Like I said, Steve Jobs was probably the greatest leader of our time. His life shows where leaders come from. Everywhere. And how they are prepared—by onthing that we can identify. The challenge for those who would benefit from leaders is to identify and encourage, not stifle, them. The challenge for leaders themselves is to get into a situatiton where they can persist and fail and avoid being stifled by bureaucracy. My Succeeding book has a lot about changing what you can change about yourself and, with regard to things you cannot change, like the things that made Steve Jobs a leader, moving to a situation where the things you cannot change do not stop you.
What motivated Jobs? He famously said that he wanted to make “insanely great” products, and he did.
Don’t all corporate CEOs say they want to make great products? Yes.
Do any of them mean it other than Jobs? Not that I can think of off-hand. It’s just so much corporate blah blah when anyone other than Jobs says it. What other corporate empty suit CEOs are really about is status, prestige, power, money, my salary’s bigger than yours. They only pay lip service to great products.
Jobs was Apple and Apple was Jobs. At other corporations, the CEOs are sort of temps whose main skill is getting the board to hire them then replacing the board with cronies so they can stay.
Did Jobs want to create the world’s most valuable corporation? No. He never even conceived of such a thing. It just happened as a by-product of creating “insanely great” products.
Jobs is one of the few great successes that stands as a testament to the idea that merit matters. That it is not all just one big cynial corporate politics game.
On 6/8/11, there was discussion in the paper that the masses who loved Steve want a public memorial service where they can show their respects and affection. Initial indications are that Apple is surprised by this.
And that neither Apple nor Jobs’s family wants to do such a thing.

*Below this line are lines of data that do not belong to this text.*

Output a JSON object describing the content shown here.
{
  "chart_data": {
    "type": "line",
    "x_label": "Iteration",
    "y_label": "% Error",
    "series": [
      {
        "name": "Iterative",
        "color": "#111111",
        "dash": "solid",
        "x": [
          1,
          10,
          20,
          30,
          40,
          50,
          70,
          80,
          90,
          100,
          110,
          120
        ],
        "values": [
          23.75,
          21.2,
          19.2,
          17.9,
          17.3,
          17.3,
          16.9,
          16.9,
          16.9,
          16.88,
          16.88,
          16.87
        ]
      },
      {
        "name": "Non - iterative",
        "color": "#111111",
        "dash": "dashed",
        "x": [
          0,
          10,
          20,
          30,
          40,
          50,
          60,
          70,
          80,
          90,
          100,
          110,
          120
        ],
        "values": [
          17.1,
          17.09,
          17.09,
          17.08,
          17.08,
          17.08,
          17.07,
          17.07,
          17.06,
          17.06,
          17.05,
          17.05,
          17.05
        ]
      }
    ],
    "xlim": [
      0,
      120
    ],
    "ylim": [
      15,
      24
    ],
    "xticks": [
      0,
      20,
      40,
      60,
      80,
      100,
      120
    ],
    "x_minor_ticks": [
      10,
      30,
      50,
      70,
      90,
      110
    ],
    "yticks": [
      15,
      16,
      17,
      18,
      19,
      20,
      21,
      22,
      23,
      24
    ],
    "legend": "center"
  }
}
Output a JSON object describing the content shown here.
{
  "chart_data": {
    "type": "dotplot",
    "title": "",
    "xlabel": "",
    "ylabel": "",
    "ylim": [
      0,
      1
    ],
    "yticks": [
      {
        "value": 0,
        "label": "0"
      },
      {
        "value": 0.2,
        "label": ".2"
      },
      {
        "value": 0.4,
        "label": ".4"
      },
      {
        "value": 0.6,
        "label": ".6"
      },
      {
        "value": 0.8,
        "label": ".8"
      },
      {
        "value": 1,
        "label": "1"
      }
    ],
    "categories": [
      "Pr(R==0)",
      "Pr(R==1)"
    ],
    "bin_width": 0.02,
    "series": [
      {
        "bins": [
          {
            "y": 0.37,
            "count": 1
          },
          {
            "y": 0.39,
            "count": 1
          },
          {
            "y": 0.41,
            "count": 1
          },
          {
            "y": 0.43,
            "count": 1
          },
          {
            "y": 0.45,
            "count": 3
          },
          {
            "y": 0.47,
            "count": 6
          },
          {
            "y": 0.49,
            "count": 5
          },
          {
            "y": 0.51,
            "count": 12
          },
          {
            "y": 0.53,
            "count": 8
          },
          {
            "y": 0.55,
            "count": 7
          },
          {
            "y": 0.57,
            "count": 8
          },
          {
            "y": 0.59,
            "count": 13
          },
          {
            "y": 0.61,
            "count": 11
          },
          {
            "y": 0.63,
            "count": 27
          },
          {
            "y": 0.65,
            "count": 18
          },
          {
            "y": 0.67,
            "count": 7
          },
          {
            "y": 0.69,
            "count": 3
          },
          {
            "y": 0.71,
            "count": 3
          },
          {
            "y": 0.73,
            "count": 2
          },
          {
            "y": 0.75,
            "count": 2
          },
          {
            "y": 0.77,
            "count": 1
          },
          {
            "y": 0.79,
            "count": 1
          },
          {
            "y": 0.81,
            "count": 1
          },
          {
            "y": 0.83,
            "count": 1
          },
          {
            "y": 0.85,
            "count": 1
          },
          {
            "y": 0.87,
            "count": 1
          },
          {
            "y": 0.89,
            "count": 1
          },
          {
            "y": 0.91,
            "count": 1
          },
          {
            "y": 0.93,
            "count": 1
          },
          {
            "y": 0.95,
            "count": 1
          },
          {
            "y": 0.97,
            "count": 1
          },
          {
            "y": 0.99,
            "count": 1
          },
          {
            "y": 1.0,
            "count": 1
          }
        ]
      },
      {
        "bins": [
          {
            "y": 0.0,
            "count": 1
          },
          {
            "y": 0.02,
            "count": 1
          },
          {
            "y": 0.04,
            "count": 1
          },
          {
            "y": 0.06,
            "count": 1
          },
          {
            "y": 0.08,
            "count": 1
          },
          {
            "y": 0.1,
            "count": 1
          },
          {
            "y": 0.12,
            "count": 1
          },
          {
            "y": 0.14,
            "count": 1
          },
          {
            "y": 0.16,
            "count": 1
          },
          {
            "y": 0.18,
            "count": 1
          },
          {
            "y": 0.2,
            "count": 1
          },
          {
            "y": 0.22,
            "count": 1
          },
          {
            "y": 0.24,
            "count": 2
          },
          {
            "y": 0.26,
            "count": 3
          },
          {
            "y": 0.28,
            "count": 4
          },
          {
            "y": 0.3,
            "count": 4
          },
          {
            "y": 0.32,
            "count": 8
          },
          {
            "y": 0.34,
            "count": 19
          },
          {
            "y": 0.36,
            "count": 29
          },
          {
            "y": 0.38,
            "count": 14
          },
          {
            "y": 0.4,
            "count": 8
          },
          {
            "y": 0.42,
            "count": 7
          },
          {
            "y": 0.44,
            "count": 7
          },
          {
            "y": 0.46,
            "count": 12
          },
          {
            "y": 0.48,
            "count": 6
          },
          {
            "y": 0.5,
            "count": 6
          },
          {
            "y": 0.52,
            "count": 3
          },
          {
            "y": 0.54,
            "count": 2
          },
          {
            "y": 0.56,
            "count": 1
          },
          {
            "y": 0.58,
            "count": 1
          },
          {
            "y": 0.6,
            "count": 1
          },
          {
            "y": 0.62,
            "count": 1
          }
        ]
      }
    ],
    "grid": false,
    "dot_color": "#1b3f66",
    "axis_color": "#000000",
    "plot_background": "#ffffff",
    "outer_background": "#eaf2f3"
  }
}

If this sort of exteme tin ear is any indication of the future, it wasn’t just Jobs who died. It was also Apple, Inc.
Around the day Jobs died, Charlie Rose reran an interview he did with Jobs and John Lasseter when Jobs was CEO of Pixar. What a delight. The salient thing to me was that Jobs had CEO after his name, but he talked entirely like a regular guy. He had no filter. He answered the question honestly and never thought about whether he should modify the answer for some political or business reason. When Rose tried to talk about how to persuade the stock market that Pixar was a more valuable company, Jobs just said that would be taken care of by the results, that is, the movies Pixar made, over the long term and he was content to wait until then. I love people who are results oriented and hate those who are process oriented. Jobs was all results.